McQuitty described his reaction in precise terms:
“This move in effect decimating the risk management team we had put in place, which had worked spectacularly for the life of the company in preventing bad deals from leaking into the system and/ or any sales-induced fraud from occurring, “ he said. “ Our crew was on top of everything with excellent control. And no sooner than the back office being dismantled, corporate went after our sales force.”
“Michael Sabel showed up on our doorstep, supposedly for a routine visit, but what turned out to be orders to fire 100 employees just before Christmas.
“Not only had we lost control of the back office functions, but now the origination side of the business as well, something we were told were the reasons First Sierra wanted us in the first place. It was a terrible time and both Jim and I had no idea about what was to happen.
“ Needless to say, this was catastrophic on company morale and on any remaining loyalties the surviving employees may have had to First Sierra, along with any credibility that we may have had as their managers and any belief that we were still in control.
“ We soon found out we were managers/VP’s in name only. And to top this off, corporate headquarters failed to keep its commitment to issue options to the top producers. They reneged on this immediately post acquisition, which had a devastating effect on morale.”
“We were now down to 25 reps from a high of 130 pre-acquisition. However, notwithstanding this small sales force, they represented over 70% of the ‘98 revenues. The best and brightest were still committed to the company and were willing to give it another chance.
“In a lengthy e-mail I pleaded with Tom Depping not to “throw the baby out with the bath water”. He did not even open it, or respond - no doubt previewed it, then discarded it. At the time, I was next to Tom Depping, the single largest shareholder employed in the company, owning over 600,000 shares and no doubt one of the top 5 or 6 shareholders of record (I still have substantial holdings). This hit me at the time as particularly troubling. In hindsight, it is clear my departure was already being planned by Tom Depping.
“It seemed as though the strategy was now on being an internet company free from the dependence on salesmen and then tying this into internet processing company... “- no commissions and cheap cost of finds. The money would surely roll in. I guess in theory it has a certain appeal, but if Tom Depping was at all familiar with our business, he would have seen it as counter intuitive.
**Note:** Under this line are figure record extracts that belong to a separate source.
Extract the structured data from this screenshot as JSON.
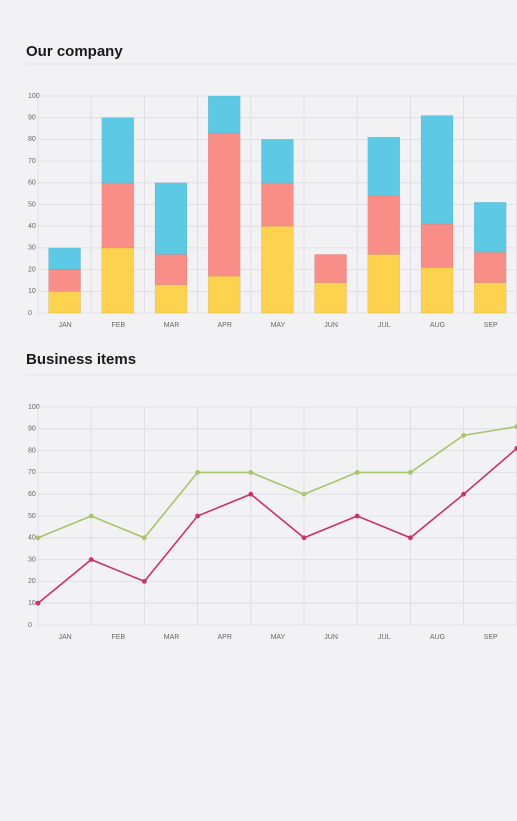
{
  "chart_data": [
    {
      "type": "bar",
      "stacked": true,
      "title": "Our company",
      "categories": [
        "JAN",
        "FEB",
        "MAR",
        "APR",
        "MAY",
        "JUN",
        "JUL",
        "AUG",
        "SEP"
      ],
      "series": [
        {
          "color": "#fdd24e",
          "values": [
            10,
            30,
            13,
            17,
            40,
            14,
            27,
            21,
            14
          ]
        },
        {
          "color": "#f98e89",
          "values": [
            10,
            30,
            14,
            66,
            20,
            13,
            27,
            20,
            14
          ]
        },
        {
          "color": "#5ec9e4",
          "values": [
            10,
            30,
            33,
            17,
            20,
            0,
            27,
            50,
            23
          ]
        }
      ],
      "ylim": [
        0,
        100
      ],
      "yticks": [
        0,
        10,
        20,
        30,
        40,
        50,
        60,
        70,
        80,
        90,
        100
      ],
      "grid": true
    },
    {
      "type": "line",
      "title": "Business items",
      "categories": [
        "JAN",
        "FEB",
        "MAR",
        "APR",
        "MAY",
        "JUN",
        "JUL",
        "AUG",
        "SEP",
        null
      ],
      "series": [
        {
          "color": "#a8c56c",
          "values": [
            40,
            50,
            40,
            70,
            70,
            60,
            70,
            70,
            87,
            91
          ]
        },
        {
          "color": "#c9336b",
          "values": [
            10,
            30,
            20,
            50,
            60,
            40,
            50,
            40,
            60,
            81
          ]
        }
      ],
      "ylim": [
        0,
        100
      ],
      "yticks": [
        0,
        10,
        20,
        30,
        40,
        50,
        60,
        70,
        80,
        90,
        100
      ],
      "grid": true
    }
  ]
}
“Not only was the original intention of training new salesmen, but even having salesman call on vendors or direct business, became the “old way” to create business. We became known as dinosaurs in our traditional way of conducting business.”
The more letters and e-mail he wrote, the more Depping was alienated by McQuitty warning him about doing sales via the internet, and actually predicting the demise of the dot.com equipment leasing industry as it was known at the time.
In retrospect, McQuitty was brilliant in his observations about the leasing
industry. He appears to also be correct that Thomas J. Depping was
isolating himself in his Chase Tower office.